Today I will thank my blessings like so many other Thanksgivings, but also today I share our Table with The Empty Chair. My son won't be joining us!
And for many of you, Your sons and daughters will not be joining you because the drug took their life. A part of you died with them. And even though my son is alive, a part of me died each day he chose to use. My life and my family's lives were forever changed because addiction ravaged us just as it reaps havoc on the life's of millions - lives of every color, every religion, every economic status and moral code.
Throughout our journey, countless therapists, interventions, rehabs, jail, confrontations with drug dealers, and hospital visits, I was terrified and lost. I was uncertain where to turn to next because there was no road map on how to help my son. I was his mother and my job is to fix my son, care for him and make everything ok. There was only a profound sense of hopelessness and helplessness. And of course, the expenses, the stigma and the shame. I shouldered most of it, but also my young daughter who was my strength watched her mom daily struggle to keep it all together for her, as I put one foot in front of the other too many days to count as I struggled with an overwhelming heart of failure.
The Empty Chair is a symbol of all the emptiness I felt. The ups and downs are the hardest. The upside of feeling a real sense of optimism and purpose and then the down, the CRASH, the phone call that says it was all a lie. But worse for many, is the phone call that says, The Empty Chair is forever, "I'm sorry, your son is dead." As the mother of an addict, it's the phone call we are all most afraid of. I don't want to hear "I am sorry for your loss"! I want to hear that their are mothers like me fighting for their sons and daughters. I want to hear that we are using our voices to educate others about addiction. I want to teach others to STOP enabling and face addiction, and I want to see us on our knees at the Cross.
Our country loses a staggering 150,000 people each year to alcohol and drug abuse. And 20 million people suffer every day from addiction. Only 1 in 10 receives treatment. Can you imagine if only 1 in 10 people suffering from cancer or diabetes ever received treatment? I suspect you can't, because its unimaginable.
Last week the Surgeon General issued a history making report on the addiction crisis in America. His message was clear. Addiction is a chronic illness not a matter of moral failing. He told us addiction is preventable, addiction is treatable, and recovery is possible. But the Attorney General also said "science tells us how to solve the problem." Now we need to use our voices, quit hiding in shame, marshall the resources and will to address addiction in our communities. How "WE" respond to this crisis is a moral test of America. And it's a moral test of YOU.

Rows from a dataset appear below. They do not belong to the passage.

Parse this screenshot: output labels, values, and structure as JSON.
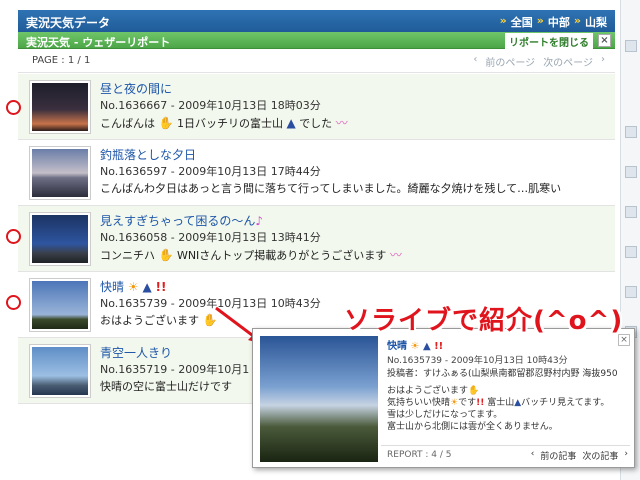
{
  "header": {
    "title": "実況天気データ",
    "breadcrumb": [
      "全国",
      "中部",
      "山梨"
    ],
    "separator": "»"
  },
  "subbar": {
    "title": "実況天気 - ウェザーリポート",
    "close_label": "リポートを閉じる",
    "close_icon": "×"
  },
  "pager": {
    "page": "PAGE : 1 / 1",
    "prev": "前のページ",
    "next": "次のページ",
    "prev_arrow": "‹",
    "next_arrow": "›"
  },
  "reports": [
    {
      "title": "昼と夜の間に",
      "meta": "No.1636667 - 2009年10月13日 18時03分",
      "body_parts": [
        "こんばんは",
        "1日バッチリの富士山",
        "でした"
      ],
      "icons": [
        "hand-icon",
        "mountain-icon",
        "lips-icon"
      ]
    },
    {
      "title": "釣瓶落としな夕日",
      "meta": "No.1636597 - 2009年10月13日 17時44分",
      "body": "こんばんわ夕日はあっと言う間に落ちて行ってしまいました。綺麗な夕焼けを残して…肌寒い"
    },
    {
      "title": "見えすぎちゃって困るの～ん",
      "title_icon": "♪",
      "meta": "No.1636058 - 2009年10月13日 13時41分",
      "body": "コンニチハ",
      "body2": "WNIさんトップ掲載ありがとうございます"
    },
    {
      "title": "快晴",
      "meta": "No.1635739 - 2009年10月13日 10時43分",
      "body": "おはようございます"
    },
    {
      "title": "青空一人きり",
      "meta": "No.1635719 - 2009年10月1",
      "body": "快晴の空に富士山だけです"
    }
  ],
  "popup": {
    "title": "快晴",
    "meta": "No.1635739 - 2009年10月13日 10時43分",
    "author": "投稿者：すけふぁる(山梨県南都留郡忍野村内野 海抜950",
    "lines": [
      "おはようございます",
      "気持ちいい快晴",
      "です",
      "富士山",
      "バッチリ見えてます。",
      "雪は少しだけになってます。",
      "富士山から北側には雲が全くありません。"
    ],
    "report_count": "REPORT : 4 / 5",
    "prev": "前の記事",
    "next": "次の記事",
    "prev_arrow": "‹",
    "next_arrow": "›",
    "close_icon": "×"
  },
  "annotation": {
    "text": "ソライブで紹介(^o^)",
    "color": "#e0141c"
  },
  "icons": {
    "sun": "☀",
    "mountain": "▲",
    "bang": "!!",
    "hand": "✋",
    "lips": "〰",
    "note": "♪"
  }
}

We all view the world thru our own moral lenses and too often we hear and see only what we want too. Why? Because that's the easy way. Denying the addiction that lives within our families, is the easy way. Facing Addiction, talking about it, getting out of our comfort zone is hard. For me, I have to know I've done everything I can to help me son.
I have to continue to be a voice and tell my story for those who can't. On the days when facing the Empty Chair is the hardest, I DIG deeper, pray for strength, FIGHT harder, and USE MY VOICE!

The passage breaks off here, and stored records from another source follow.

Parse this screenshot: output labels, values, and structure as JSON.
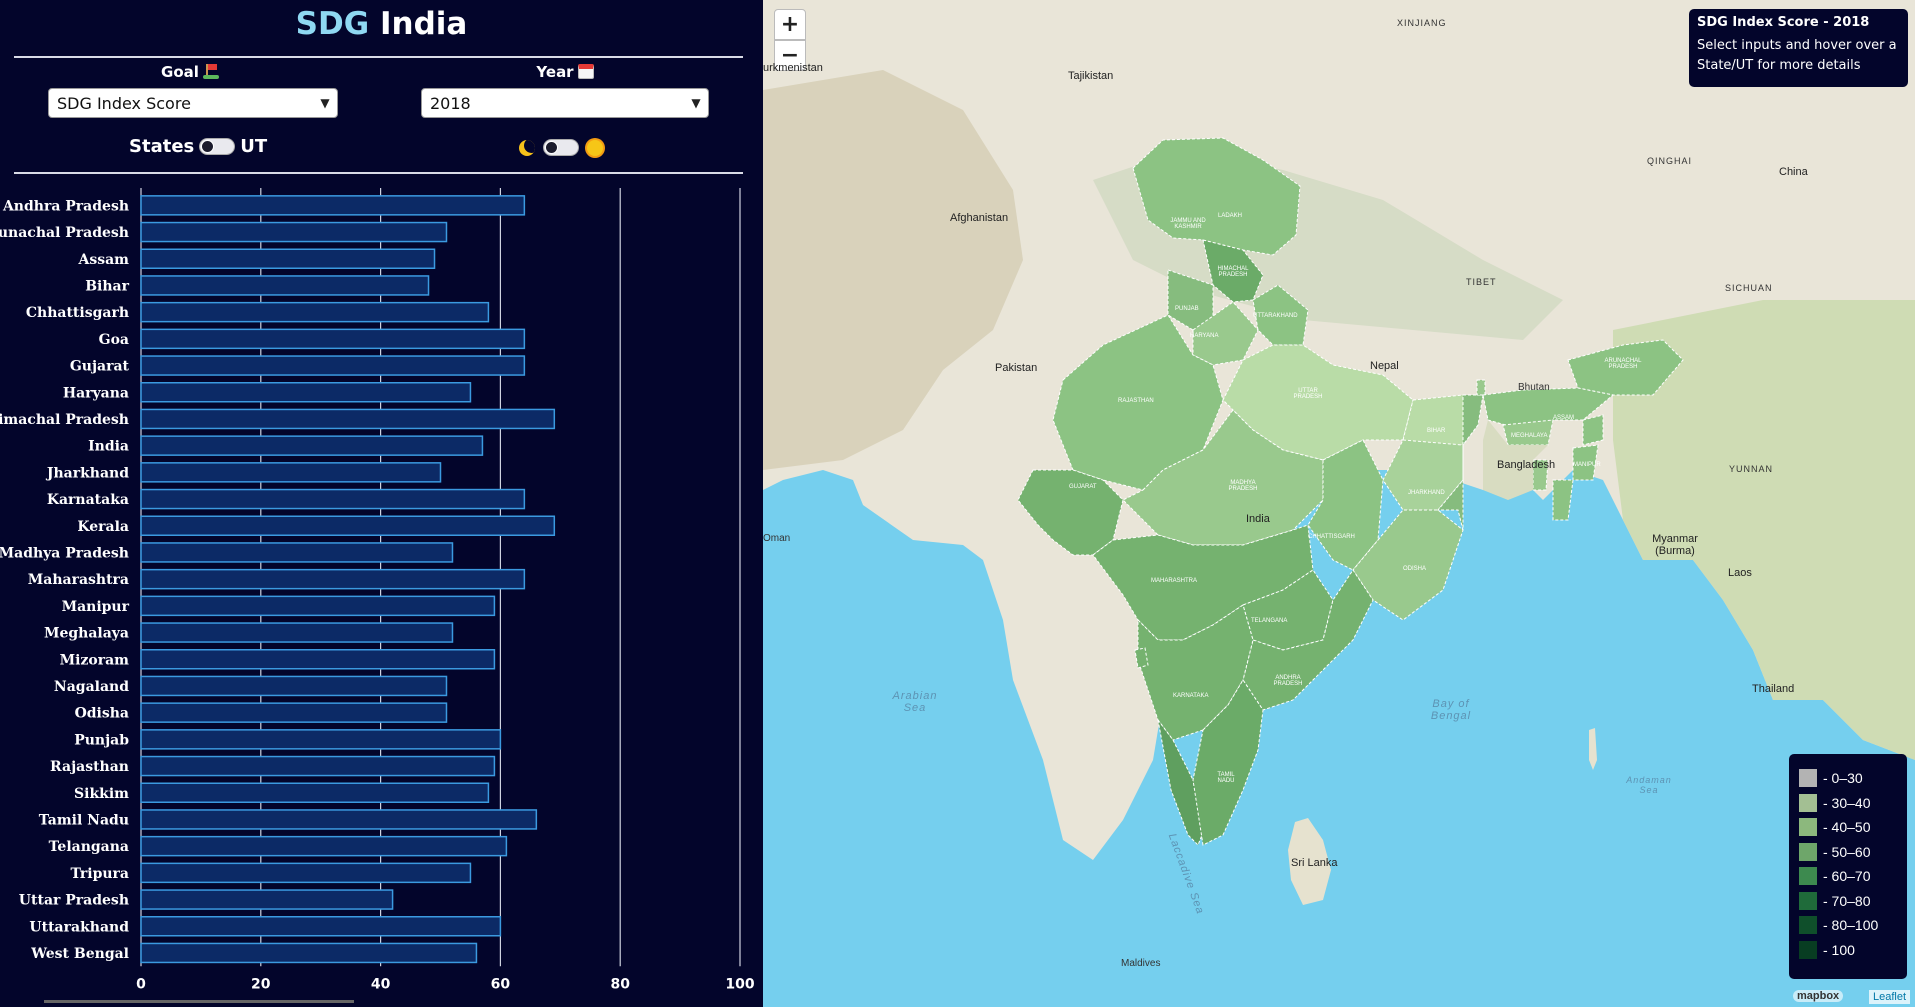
{
  "header": {
    "title_accent": "SDG",
    "title_rest": " India"
  },
  "controls": {
    "goal_label": "Goal",
    "goal_icon": "golf-flag-icon",
    "goal_value": "SDG Index Score",
    "year_label": "Year",
    "year_icon": "calendar-icon",
    "year_value": "2018",
    "states_label": "States",
    "ut_label": "UT",
    "theme_dark_icon": "moon-icon",
    "theme_light_icon": "sun-icon"
  },
  "chart_data": {
    "type": "bar",
    "orientation": "horizontal",
    "categories": [
      "Andhra Pradesh",
      "Arunachal Pradesh",
      "Assam",
      "Bihar",
      "Chhattisgarh",
      "Goa",
      "Gujarat",
      "Haryana",
      "Himachal Pradesh",
      "India",
      "Jharkhand",
      "Karnataka",
      "Kerala",
      "Madhya Pradesh",
      "Maharashtra",
      "Manipur",
      "Meghalaya",
      "Mizoram",
      "Nagaland",
      "Odisha",
      "Punjab",
      "Rajasthan",
      "Sikkim",
      "Tamil Nadu",
      "Telangana",
      "Tripura",
      "Uttar Pradesh",
      "Uttarakhand",
      "West Bengal"
    ],
    "values": [
      64,
      51,
      49,
      48,
      58,
      64,
      64,
      55,
      69,
      57,
      50,
      64,
      69,
      52,
      64,
      59,
      52,
      59,
      51,
      51,
      60,
      59,
      58,
      66,
      61,
      55,
      42,
      60,
      56
    ],
    "xlim": [
      0,
      100
    ],
    "xticks": [
      "0",
      "20",
      "40",
      "60",
      "80",
      "100"
    ],
    "grid": true,
    "bar_color": "#0c2a66",
    "bar_edge_color": "#3b9ae0"
  },
  "map": {
    "zoom_in": "+",
    "zoom_out": "−",
    "info_title": "SDG Index Score - 2018",
    "info_text": "Select inputs and hover over a State/UT for more details",
    "legend": [
      {
        "label": "- 0–30",
        "color": "#b3b3b3"
      },
      {
        "label": "- 30–40",
        "color": "#a3bf93"
      },
      {
        "label": "- 40–50",
        "color": "#8cb87d"
      },
      {
        "label": "- 50–60",
        "color": "#6ea66a"
      },
      {
        "label": "- 60–70",
        "color": "#3d8a4f"
      },
      {
        "label": "- 70–80",
        "color": "#1f6b3a"
      },
      {
        "label": "- 80–100",
        "color": "#0f4f2b"
      },
      {
        "label": "- 100",
        "color": "#083d22"
      }
    ],
    "places": {
      "tajikistan": "Tajikistan",
      "turkmenistan": "urkmenistan",
      "afghanistan": "Afghanistan",
      "pakistan": "Pakistan",
      "nepal": "Nepal",
      "bhutan": "Bhutan",
      "bangladesh": "Bangladesh",
      "india": "India",
      "myanmar": "Myanmar (Burma)",
      "china": "China",
      "laos": "Laos",
      "thailand": "Thailand",
      "srilanka": "Sri Lanka",
      "maldives": "Maldives",
      "xinjiang": "XINJIANG",
      "tibet": "TIBET",
      "qinghai": "QINGHAI",
      "sichuan": "SICHUAN",
      "yunnan": "YUNNAN",
      "oman": "Oman"
    },
    "seas": {
      "arabian": "Arabian Sea",
      "bengal": "Bay of Bengal",
      "laccadive": "Laccadive Sea",
      "andaman": "Andaman Sea"
    },
    "state_labels": {
      "jk": "JAMMU AND KASHMIR",
      "hp": "HIMACHAL PRADESH",
      "ladakh": "LADAKH",
      "punjab": "PUNJAB",
      "uk": "UTTARAKHAND",
      "haryana": "HARYANA",
      "rajasthan": "RAJASTHAN",
      "up": "UTTAR PRADESH",
      "bihar": "BIHAR",
      "gujarat": "GUJARAT",
      "mp": "MADHYA PRADESH",
      "jharkhand": "JHARKHAND",
      "chh": "CHHATTISGARH",
      "odisha": "ODISHA",
      "mh": "MAHARASHTRA",
      "tg": "TELANGANA",
      "ap": "ANDHRA PRADESH",
      "ka": "KARNATAKA",
      "tn": "TAMIL NADU",
      "ar": "ARUNACHAL PRADESH",
      "assam": "ASSAM",
      "meghalaya": "MEGHALAYA",
      "manipur": "MANIPUR"
    },
    "attribution_logo": "mapbox",
    "attribution_leaflet": "Leaflet"
  }
}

On this Thanksgiving Day, I ask you to remember all the tables across America that have an empty chair and as you say prayers for all your blessings, please remember those empty chairs as people deal with the loss of a loved one, our soldiers who can't be home, and the homeless separated from their families.
Father GOD, I AM , Today the Empty Chair at our Table represents so many Family and Friends we are separated from today. I chose to not let it be about sadness and addiction, but instead about HOPE and LOVE. Thank you for giving me a heart of love to FIGHT, for a VOICE to tell my story and for the HOPE you give me every day.
I am an addicts mom, and today I celebrate Sobriety with my son from afar! I light a candle for you today as a symbol of FAITH as we have done together before! God Bless You my son!